Crise Financeira: Galípolo reúne-se com presidente do BRB enquanto socorro de R$ 6,6 bilhões segue pendente
O presidente do Banco Central (BC), Gabriel Galípolo, recebeu nesta segunda-feira (27) o presidente do Banco de Brasília (BRB), Nelson Antônio de Souza, para debater a reestruturação da instituição após o colapso com o Banco Master. Dessa maneira, os executivos mantiveram um encontro a portas fechadas no início da tarde na sede do BC. Nesse sentido, a reunião contou também com a presença do diretor de Fiscalização da autoridade monetária, Ailton de Aquino Santos, e da diretora de Controle e Riscos do banco brasiliense, Ana Paula Teixeira de Sousa.
Atraso no Pacote de Socorro e Exigências de Garantias
A presença da diretora de Riscos ocorreu em um momento crítico, visto que a instituição financeira aguarda a liberação de um resgate de R$ 6,6 bilhões. Portanto, o Governo do Distrito Federal (GDF) firmou um acordo homologado pelo Supremo Tribunal Federal (STF) no fim de junho para estancar as perdas do banco estatal. Com efeito, a administração do Distrito Federal precisará aportar mais R$ 2,2 bilhões em recursos próprios, exigindo cortes de investimentos públicos e reajustes orçamentários.

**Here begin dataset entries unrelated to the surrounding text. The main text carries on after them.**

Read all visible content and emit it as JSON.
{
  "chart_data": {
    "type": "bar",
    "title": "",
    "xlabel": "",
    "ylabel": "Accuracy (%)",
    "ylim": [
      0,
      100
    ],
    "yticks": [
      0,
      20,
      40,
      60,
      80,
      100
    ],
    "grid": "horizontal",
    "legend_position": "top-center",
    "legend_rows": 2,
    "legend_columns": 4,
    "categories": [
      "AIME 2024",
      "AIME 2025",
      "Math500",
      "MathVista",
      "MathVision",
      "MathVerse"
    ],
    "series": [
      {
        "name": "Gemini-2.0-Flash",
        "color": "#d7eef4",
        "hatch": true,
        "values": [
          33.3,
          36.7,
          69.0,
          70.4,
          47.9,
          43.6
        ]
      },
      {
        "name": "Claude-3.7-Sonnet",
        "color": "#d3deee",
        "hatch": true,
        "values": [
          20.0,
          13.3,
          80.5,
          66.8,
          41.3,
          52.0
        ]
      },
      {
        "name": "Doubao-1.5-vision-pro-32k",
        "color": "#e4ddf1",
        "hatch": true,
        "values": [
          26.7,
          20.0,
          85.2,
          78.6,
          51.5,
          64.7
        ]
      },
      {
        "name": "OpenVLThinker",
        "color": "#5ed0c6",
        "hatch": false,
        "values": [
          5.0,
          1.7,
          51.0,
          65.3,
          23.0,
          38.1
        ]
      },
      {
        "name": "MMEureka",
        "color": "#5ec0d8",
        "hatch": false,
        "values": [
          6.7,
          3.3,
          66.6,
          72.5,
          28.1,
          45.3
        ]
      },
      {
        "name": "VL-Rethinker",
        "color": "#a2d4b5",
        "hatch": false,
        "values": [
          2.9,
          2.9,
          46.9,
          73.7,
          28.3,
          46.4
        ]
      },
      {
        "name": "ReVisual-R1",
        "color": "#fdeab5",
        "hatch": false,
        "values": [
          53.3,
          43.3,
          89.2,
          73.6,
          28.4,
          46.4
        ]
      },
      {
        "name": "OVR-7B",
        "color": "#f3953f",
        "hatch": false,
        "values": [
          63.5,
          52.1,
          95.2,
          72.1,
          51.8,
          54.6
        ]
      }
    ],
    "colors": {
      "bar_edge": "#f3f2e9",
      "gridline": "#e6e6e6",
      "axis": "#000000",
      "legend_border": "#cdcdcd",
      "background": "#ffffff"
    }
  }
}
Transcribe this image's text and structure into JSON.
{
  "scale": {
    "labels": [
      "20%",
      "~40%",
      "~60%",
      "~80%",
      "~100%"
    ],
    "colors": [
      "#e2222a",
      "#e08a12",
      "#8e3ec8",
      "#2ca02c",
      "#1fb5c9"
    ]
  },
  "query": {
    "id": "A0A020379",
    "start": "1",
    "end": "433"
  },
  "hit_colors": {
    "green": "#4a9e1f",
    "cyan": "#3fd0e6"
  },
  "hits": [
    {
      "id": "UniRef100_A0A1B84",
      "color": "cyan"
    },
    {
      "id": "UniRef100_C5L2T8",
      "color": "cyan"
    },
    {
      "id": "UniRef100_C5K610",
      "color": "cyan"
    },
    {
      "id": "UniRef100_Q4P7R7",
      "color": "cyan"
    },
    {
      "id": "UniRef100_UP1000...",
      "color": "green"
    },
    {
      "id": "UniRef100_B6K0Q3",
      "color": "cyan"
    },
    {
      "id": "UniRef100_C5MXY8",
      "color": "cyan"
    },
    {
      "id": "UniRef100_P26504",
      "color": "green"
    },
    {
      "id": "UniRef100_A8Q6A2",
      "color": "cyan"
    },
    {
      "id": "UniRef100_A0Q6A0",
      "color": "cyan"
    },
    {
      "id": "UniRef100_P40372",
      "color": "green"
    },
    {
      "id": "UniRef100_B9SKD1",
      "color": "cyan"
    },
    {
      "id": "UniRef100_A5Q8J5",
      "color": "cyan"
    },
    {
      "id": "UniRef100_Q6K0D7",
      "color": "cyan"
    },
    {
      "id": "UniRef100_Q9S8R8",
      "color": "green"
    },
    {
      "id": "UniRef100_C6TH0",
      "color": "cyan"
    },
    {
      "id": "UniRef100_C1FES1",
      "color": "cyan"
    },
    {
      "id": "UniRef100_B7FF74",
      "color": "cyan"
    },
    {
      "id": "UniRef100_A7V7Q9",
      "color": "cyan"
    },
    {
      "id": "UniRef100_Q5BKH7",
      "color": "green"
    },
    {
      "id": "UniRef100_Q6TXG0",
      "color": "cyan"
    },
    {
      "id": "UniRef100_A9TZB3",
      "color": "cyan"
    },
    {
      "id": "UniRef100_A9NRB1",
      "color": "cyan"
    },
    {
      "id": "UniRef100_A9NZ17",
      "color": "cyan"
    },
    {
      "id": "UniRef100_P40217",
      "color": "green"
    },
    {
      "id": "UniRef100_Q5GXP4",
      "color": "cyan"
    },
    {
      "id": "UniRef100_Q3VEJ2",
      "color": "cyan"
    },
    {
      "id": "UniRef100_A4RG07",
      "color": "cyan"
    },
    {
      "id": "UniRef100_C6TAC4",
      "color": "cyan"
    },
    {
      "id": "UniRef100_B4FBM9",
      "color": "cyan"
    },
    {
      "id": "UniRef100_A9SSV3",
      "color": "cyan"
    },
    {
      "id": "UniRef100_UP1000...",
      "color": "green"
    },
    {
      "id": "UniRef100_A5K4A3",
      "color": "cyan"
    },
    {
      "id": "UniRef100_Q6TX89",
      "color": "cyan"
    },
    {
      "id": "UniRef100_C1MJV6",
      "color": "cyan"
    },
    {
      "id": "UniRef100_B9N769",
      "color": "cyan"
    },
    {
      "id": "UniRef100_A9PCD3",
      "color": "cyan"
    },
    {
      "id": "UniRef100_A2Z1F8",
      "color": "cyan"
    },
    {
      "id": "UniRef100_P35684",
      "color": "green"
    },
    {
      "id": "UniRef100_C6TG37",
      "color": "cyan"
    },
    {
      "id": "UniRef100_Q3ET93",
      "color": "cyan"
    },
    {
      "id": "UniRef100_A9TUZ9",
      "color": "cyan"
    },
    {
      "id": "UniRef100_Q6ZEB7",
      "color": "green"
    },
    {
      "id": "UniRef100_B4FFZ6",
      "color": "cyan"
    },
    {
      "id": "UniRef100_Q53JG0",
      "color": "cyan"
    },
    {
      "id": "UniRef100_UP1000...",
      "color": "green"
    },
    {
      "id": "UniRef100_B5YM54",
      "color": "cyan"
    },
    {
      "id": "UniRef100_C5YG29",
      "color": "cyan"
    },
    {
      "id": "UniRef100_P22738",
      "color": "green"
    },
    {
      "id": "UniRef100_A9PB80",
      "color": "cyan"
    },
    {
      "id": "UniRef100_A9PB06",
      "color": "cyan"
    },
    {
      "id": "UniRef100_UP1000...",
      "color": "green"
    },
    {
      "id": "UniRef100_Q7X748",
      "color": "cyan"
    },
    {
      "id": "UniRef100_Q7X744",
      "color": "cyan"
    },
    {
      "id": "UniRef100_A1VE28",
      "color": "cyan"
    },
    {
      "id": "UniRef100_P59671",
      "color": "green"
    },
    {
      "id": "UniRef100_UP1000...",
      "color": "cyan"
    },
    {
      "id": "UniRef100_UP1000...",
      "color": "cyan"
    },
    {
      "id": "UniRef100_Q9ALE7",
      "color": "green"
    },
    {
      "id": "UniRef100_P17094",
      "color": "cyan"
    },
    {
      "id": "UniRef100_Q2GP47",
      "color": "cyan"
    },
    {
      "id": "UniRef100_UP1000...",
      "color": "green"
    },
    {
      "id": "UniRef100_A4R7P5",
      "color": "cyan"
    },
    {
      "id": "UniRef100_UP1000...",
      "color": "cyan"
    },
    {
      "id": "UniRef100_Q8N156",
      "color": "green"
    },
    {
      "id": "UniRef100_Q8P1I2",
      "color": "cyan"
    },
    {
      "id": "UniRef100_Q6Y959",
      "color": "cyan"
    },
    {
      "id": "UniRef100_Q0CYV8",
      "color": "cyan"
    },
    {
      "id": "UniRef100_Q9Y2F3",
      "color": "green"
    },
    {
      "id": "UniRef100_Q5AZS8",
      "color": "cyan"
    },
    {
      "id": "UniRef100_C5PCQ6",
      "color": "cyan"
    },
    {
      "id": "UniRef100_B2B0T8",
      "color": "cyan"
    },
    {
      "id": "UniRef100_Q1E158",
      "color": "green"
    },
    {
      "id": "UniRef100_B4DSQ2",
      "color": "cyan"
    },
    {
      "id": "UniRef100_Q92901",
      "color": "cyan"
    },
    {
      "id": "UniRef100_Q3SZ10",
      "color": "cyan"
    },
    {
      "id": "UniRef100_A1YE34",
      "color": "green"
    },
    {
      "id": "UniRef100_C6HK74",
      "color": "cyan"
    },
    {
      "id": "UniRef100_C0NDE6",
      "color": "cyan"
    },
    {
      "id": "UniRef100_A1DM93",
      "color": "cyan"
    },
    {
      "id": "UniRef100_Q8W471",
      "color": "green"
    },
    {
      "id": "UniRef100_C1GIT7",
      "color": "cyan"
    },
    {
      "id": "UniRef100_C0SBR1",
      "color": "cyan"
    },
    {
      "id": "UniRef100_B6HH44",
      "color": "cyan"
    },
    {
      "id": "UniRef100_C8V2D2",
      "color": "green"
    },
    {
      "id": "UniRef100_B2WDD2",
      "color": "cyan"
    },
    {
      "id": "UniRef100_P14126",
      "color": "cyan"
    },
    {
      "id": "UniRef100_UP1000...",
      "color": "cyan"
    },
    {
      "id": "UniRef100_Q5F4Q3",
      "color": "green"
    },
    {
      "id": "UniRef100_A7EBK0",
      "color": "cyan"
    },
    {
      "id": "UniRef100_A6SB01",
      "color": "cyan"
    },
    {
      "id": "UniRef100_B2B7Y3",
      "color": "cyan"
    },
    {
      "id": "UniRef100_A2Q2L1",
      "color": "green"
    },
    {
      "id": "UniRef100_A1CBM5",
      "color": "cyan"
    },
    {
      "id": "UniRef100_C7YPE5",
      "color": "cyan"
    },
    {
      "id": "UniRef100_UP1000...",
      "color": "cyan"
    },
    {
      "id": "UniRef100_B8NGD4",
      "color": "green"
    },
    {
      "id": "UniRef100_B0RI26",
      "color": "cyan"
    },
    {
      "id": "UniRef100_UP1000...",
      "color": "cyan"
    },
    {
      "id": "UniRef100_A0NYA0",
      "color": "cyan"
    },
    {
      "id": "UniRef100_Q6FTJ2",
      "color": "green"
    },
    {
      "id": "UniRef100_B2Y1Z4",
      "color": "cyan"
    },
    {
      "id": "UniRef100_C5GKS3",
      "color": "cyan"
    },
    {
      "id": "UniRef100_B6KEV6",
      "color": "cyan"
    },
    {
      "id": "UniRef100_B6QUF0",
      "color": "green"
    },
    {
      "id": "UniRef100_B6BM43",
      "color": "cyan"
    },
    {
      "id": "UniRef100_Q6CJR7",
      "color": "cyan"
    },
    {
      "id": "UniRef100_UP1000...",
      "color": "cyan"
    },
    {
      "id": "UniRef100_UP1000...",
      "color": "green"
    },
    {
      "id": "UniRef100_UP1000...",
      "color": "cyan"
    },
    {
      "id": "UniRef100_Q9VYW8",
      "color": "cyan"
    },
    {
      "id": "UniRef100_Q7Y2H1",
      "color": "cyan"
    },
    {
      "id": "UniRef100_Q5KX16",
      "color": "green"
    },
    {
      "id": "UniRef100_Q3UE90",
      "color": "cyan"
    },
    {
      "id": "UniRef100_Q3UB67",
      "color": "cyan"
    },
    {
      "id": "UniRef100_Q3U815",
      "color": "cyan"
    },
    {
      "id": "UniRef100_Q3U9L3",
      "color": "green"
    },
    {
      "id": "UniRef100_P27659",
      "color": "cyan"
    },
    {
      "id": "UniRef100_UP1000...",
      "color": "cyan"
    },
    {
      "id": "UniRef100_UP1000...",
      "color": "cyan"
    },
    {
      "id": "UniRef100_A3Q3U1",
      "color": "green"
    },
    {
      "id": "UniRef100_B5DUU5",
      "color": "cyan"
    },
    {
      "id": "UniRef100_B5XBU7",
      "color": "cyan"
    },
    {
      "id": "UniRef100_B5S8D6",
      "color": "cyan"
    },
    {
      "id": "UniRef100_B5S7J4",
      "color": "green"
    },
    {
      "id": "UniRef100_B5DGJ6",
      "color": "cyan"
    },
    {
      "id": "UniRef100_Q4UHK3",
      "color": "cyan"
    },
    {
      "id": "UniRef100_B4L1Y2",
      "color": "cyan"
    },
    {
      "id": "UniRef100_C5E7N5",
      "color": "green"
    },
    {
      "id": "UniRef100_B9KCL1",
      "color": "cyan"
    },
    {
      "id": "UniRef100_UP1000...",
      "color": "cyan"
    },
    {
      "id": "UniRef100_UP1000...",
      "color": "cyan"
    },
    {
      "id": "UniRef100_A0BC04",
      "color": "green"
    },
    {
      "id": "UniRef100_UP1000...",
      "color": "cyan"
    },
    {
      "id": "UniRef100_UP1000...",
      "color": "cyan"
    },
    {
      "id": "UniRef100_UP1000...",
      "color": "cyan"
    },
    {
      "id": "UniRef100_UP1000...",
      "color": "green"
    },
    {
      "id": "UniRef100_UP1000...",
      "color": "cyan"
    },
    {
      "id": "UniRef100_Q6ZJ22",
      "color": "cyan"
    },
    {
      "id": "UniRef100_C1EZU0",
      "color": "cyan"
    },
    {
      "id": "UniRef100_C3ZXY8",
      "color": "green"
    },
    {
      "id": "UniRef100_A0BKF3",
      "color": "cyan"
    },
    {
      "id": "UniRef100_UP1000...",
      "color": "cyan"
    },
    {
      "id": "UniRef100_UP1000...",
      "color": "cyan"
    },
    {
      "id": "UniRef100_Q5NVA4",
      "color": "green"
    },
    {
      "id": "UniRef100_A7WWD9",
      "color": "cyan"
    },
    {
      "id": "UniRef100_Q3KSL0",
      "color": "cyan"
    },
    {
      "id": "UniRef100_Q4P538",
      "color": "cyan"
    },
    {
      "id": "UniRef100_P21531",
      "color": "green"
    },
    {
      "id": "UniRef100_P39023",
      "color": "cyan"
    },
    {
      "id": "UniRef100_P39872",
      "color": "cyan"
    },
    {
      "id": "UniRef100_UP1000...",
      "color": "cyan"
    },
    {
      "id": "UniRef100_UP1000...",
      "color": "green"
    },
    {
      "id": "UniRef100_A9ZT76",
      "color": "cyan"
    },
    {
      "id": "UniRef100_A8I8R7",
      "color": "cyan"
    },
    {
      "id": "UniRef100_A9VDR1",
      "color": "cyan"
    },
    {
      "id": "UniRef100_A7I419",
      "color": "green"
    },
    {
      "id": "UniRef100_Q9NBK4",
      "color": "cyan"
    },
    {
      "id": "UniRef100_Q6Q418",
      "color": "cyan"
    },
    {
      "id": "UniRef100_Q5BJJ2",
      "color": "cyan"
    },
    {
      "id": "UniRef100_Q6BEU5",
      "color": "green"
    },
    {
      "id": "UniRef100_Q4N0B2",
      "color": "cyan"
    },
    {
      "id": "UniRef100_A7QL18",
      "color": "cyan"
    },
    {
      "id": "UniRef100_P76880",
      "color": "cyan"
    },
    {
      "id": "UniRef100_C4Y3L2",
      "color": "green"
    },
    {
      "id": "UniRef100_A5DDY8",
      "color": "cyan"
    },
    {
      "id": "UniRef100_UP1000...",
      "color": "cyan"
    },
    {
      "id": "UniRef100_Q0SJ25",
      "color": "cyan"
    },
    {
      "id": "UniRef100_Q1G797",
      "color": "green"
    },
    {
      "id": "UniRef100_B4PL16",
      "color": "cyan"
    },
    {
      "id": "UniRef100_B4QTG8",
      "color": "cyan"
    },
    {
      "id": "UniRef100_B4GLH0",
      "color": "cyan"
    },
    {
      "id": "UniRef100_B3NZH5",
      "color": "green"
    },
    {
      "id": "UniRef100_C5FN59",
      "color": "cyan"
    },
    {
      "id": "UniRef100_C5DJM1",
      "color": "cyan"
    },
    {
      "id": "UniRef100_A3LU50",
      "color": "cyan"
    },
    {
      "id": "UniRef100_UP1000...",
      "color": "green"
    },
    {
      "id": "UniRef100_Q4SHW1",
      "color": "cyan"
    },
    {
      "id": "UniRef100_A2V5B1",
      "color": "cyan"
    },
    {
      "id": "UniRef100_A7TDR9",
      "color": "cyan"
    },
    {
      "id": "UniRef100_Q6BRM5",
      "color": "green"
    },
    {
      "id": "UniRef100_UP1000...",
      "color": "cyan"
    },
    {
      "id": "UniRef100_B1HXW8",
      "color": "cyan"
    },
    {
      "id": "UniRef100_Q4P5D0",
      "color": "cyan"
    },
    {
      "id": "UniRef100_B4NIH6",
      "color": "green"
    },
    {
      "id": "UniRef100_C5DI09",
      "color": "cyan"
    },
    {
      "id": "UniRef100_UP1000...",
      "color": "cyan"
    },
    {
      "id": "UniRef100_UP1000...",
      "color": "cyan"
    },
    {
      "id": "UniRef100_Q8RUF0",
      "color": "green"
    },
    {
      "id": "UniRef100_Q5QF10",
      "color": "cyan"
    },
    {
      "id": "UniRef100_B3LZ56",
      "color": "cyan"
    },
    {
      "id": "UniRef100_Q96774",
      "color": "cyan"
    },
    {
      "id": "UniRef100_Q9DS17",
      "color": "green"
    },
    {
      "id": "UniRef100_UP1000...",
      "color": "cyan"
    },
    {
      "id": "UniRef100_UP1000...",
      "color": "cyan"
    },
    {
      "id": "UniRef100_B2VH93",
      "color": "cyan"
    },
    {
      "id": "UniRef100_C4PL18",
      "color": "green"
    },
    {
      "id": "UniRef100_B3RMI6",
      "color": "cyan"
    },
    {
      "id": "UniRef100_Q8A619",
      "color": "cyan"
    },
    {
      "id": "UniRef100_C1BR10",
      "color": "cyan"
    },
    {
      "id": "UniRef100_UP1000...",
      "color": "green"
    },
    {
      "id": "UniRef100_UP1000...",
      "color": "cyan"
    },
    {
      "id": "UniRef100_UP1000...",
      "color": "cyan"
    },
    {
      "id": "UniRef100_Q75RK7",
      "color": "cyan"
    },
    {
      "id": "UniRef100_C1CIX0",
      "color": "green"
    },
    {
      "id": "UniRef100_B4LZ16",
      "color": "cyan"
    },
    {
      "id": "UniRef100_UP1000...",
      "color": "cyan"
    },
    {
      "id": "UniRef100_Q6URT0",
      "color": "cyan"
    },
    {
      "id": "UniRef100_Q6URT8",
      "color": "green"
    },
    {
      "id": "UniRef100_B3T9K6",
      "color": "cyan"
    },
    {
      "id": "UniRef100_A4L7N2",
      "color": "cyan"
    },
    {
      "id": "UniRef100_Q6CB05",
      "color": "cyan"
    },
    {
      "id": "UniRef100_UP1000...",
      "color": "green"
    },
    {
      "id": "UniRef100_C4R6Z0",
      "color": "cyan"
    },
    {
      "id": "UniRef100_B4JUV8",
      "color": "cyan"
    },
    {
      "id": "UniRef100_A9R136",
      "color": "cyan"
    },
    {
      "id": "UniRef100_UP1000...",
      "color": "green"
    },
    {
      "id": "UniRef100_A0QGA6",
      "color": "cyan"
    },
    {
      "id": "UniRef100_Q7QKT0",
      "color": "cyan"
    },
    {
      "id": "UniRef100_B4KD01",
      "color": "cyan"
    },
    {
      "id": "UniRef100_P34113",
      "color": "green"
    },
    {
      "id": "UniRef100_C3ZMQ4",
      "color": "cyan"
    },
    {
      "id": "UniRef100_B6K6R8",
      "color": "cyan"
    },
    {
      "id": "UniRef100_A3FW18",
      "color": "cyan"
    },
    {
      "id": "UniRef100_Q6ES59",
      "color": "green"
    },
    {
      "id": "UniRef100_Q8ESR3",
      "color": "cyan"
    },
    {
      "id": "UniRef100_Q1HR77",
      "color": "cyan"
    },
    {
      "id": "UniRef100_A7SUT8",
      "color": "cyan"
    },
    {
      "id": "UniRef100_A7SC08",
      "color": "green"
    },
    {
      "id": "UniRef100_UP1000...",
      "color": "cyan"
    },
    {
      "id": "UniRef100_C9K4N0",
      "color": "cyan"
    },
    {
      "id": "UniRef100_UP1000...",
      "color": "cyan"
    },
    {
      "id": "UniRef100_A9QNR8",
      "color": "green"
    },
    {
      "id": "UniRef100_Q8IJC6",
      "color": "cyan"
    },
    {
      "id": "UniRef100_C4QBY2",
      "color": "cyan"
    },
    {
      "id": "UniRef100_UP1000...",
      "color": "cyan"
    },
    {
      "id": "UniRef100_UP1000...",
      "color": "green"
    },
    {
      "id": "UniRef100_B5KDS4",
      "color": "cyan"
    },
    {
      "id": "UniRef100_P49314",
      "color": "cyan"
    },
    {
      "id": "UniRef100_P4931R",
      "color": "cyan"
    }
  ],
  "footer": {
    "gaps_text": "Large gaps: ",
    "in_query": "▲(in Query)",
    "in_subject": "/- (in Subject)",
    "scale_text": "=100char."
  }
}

A liberação efetiva dos recursos enfrenta entraves burocráticos e operacionais nas negociações. Além disso, os bancos privados participantes exigem que a Caixa Econômica Federal e o Banco do Brasil concedam garantias para a transação, transferindo o risco de inadimplência para os bancos públicos. Consequentemente, a assinatura dos contratos com o Fundo Garantidor de Crédito (FGC) e a formalização das contragarantias junto à União continuam paralisadas.
Problemas de Liquidez e Bloqueio no Balanço Patrimonial
O BRB enfrenta desafios crescentes para recompor sua liquidez no mercado financeiro. Por essa razão, o banco cancelou recentemente uma operação de R$ 15 bilhões com a gestora Quadra Capital, a qual permitiria trocar ativos imobiliários sem liquidez do Banco Master por dinheiro em caixa. Dessa forma, a instituição perdeu a oportunidade de aliviar seu fluxo operacional no curto prazo.
A ausência da divulgação das demonstrações financeiras relativas ao exercício de 2025 agrava ainda mais o cenário. Assim sendo, o Banco Central mantém sanções administrativas e multas contra a instituição enquanto o balanço auditado não for publicado. Por outro lado, o Ministério da Fazenda reforçou que a compra de carteiras podres sem valor comercial comprometeu severamente o patrimônio do banco brasiliense.
Em suma, o diálogo direto entre o Banco Central e a cúpula do BRB tenta acelerar os ajustes técnicos necessários para a salvação da instituição. Logo, a conclusão das auditorias independentes e a publicação dos balanços oficiais representam os passos decisivos para destravar o aporte bilionário e restabelecer a estabilidade do sistema financeiro regional.